We apply the Minkowski Tensor statistics to two dimensional slices of the three dimensional density field. The Minkowski Tensors are a set of functions that are sensitive to directionally dependent signals in the data, and furthermore can be used to quantify the mean shape of density peaks. We begin by introducing our algorithm for constructing bounding perimeters around subsets of a two dimensional field, and reviewing the definition of Minkowski Tensors. Focusing on the translational invariant statistic $W^{1,1}_{2}$ - a $2 \times 2$ matrix - we calculate its eigenvalues for both the entire excursion set ($\Lambda_{1},\Lambda_{2}$) and for individual connected regions and holes within the set ($\lambda_{1},\lambda_{2}$).
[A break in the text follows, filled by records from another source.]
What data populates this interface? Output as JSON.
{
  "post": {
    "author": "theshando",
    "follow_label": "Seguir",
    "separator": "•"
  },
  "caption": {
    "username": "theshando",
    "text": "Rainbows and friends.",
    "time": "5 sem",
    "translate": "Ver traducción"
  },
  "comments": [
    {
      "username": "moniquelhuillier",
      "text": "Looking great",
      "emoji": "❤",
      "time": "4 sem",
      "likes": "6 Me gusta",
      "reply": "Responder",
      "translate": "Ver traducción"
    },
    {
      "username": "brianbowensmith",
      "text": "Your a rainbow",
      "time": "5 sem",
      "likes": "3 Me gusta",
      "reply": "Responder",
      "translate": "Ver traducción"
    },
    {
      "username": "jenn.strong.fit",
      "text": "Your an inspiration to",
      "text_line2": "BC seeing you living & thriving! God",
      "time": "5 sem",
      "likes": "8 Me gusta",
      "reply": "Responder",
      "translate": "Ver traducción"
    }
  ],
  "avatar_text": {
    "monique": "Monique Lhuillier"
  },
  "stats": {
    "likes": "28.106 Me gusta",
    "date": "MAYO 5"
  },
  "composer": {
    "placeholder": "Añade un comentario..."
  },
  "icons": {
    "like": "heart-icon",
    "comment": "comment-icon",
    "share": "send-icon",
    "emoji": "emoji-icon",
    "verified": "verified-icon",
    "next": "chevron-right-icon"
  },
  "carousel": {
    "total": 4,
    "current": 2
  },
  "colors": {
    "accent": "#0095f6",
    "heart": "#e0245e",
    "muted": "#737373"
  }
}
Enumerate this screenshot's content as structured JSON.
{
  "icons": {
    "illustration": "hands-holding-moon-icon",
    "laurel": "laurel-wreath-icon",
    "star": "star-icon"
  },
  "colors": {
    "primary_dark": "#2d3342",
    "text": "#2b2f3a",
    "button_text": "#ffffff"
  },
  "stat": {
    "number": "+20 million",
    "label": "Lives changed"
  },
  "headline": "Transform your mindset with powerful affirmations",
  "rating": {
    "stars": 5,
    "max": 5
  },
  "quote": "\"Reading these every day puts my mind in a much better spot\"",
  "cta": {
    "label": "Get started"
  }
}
The ratio of eigenvalues $\Lambda_{2}/\Lambda_{1}$ informs us of the presence of global anisotropies in the data, and $\langle \lambda_{2}/\lambda_{1} \rangle$ is a measure of the mean shape of peaks and troughs in the density field. We study these quantities for a Gaussian field, then consider how they are modified by the effect of gravitational collapse using the latest Horizon Run 4 cosmological simulation. We find $\Lambda_{1,2}$ are essentially independent of gravitational collapse, as the process maintains statistical isotropy. However, the mean shape of peaks is modified significantly - overdensities become relatively more circular compared to underdensities of the same area. When applying the statistic to a redshift space distorted density field, we find a significant signal in the eigenvalues $\Lambda_{1,2}$, suggesting that they can be used to probe the large-scale velocity field.